Sur les frais et dépens
Aux termes de l’article 696 du code de procédure civile, la partie perdante est condamnée aux dépens, à moins que le juge, par décision motivée, n’en mette la totalité ou une fraction à la charge d’une autre partie.
Il convient, eu égard à la nature du litige, de dire que les dépens seront employés en frais privilégiés de partage et supportés par les parties à proportion de leurs droits dans le partage.

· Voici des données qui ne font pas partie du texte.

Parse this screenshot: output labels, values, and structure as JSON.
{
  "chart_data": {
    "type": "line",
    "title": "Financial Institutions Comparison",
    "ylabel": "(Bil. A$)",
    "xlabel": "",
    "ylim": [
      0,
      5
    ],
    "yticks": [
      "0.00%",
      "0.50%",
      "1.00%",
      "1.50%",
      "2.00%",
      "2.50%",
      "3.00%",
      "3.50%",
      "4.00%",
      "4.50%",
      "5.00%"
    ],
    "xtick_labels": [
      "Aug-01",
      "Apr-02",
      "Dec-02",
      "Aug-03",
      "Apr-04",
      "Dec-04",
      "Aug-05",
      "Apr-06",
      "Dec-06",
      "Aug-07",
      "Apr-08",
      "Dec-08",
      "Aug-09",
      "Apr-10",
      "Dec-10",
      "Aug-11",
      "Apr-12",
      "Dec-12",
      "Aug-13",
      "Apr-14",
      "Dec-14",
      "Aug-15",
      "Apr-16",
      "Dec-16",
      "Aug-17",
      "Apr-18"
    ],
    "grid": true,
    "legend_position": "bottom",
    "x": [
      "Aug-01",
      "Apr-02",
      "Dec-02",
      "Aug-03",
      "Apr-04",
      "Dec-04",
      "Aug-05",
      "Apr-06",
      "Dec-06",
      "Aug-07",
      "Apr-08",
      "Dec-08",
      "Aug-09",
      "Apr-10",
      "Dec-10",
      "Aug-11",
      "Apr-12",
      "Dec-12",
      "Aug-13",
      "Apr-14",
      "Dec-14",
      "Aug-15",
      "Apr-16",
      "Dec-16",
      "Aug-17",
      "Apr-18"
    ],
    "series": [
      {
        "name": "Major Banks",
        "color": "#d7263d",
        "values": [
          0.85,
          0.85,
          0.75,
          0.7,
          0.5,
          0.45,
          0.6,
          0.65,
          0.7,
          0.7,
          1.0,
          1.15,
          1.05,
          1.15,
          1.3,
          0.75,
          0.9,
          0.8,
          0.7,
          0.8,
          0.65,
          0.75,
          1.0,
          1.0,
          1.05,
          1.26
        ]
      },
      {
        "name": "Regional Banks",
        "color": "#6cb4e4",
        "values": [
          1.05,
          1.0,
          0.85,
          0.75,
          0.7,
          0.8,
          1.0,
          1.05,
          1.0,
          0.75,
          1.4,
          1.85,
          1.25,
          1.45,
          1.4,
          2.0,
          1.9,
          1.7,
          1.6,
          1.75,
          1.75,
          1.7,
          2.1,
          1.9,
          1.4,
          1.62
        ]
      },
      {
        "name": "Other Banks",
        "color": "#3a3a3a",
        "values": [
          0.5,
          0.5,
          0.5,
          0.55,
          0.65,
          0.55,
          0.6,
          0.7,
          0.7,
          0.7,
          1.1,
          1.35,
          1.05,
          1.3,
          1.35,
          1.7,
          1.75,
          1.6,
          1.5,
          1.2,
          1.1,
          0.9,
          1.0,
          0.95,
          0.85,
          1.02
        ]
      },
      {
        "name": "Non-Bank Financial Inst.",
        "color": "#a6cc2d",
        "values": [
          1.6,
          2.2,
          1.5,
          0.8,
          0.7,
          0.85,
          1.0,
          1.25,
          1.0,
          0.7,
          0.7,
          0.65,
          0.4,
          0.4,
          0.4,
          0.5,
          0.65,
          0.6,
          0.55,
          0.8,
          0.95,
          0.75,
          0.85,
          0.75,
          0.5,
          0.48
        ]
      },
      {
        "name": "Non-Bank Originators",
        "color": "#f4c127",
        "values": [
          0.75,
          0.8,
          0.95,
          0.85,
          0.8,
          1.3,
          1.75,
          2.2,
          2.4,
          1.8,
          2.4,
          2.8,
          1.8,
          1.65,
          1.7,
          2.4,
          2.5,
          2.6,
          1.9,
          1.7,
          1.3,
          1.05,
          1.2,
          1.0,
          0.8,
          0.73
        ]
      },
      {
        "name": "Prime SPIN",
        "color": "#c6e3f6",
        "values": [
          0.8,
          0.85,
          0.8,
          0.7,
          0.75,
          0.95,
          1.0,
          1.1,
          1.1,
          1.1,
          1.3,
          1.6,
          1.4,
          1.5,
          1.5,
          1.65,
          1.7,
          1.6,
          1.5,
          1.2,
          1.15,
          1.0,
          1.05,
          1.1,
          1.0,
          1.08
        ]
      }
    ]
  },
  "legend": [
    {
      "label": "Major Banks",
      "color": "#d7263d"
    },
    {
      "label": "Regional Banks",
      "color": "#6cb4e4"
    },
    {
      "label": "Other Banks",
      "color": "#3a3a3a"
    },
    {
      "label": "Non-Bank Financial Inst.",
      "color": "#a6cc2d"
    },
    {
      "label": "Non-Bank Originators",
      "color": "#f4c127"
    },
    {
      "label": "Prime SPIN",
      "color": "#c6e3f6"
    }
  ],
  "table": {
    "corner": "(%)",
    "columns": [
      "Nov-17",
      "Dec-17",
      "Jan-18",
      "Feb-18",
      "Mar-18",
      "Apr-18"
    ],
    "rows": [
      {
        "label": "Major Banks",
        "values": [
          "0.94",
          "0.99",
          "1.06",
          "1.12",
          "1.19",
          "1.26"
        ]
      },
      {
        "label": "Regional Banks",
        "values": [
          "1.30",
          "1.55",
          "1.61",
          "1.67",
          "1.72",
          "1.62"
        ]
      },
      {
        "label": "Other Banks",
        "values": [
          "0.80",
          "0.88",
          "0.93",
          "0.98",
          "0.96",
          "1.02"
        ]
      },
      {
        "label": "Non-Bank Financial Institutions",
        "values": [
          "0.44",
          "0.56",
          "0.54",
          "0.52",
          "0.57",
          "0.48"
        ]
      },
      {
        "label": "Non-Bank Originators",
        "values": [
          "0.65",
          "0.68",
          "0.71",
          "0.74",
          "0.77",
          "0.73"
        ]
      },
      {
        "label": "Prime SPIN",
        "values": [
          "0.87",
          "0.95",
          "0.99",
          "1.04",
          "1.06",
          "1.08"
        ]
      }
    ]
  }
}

A défaut de condamnation d’une partie aux dépens, il ne saurait être fait application de l’article 699 du code de procédure civile ni de l’article 700 du même code au profit de l’une ou l’autre des parties.
PAR CES MOTIFS
Dit n’y avoir plus lieu à statuer sur l’irrecevabilité des conclusions d’intimé et d’appel incident de M. [L] [O] eu égard au caractère définitif de l’ordonnance prononcée le 3 janvier 2023 par le conseiller de cette chambre en qualité de délégué du premier président de la cour d’appel ;
Confirme le jugement rendu selon la procédure accélérée au fond le 27 août 2021 par le délégué du président du tribunal judiciaire de Paris en tous ses chefs de dispositif dévolus à la cour ;
Y ajoutant,
Déclare irrecevables dans le cadre de la procédure accélérée au fond les demandes de M. [K] [O] tendant à voir « condamner M. [L] [O] à payer une indemnité d’occupation » ;
Déboute M. [K] [O] de ses demandes tendant à voir condamner M. [L] [O] à lui verser une part provisionnelle des bénéfices tirés de la location des biens dépendants de la succession de [N] [O] pour la période postérieure au mois de février 2020 ;
Déboute Mme [D] [O] de sa demande tendant à voir condamner M. [L] [O] à lui verser la même proportion de bénéfices des biens indivis que celle qu’il est condamné à payer à M. [K] [O] ;
Dit que les dépens seront employés en frais privilégiés de partage et supportés par les parties à proportion de leurs droits dans le partage ;
Dit n’y avoir lieu à application de l’article 699 du code de procédure civile ;
Rejette les demandes respectives de M. [K] [O] et Mme [D] [O] fondées sur l’article 700 du code de procédure civile.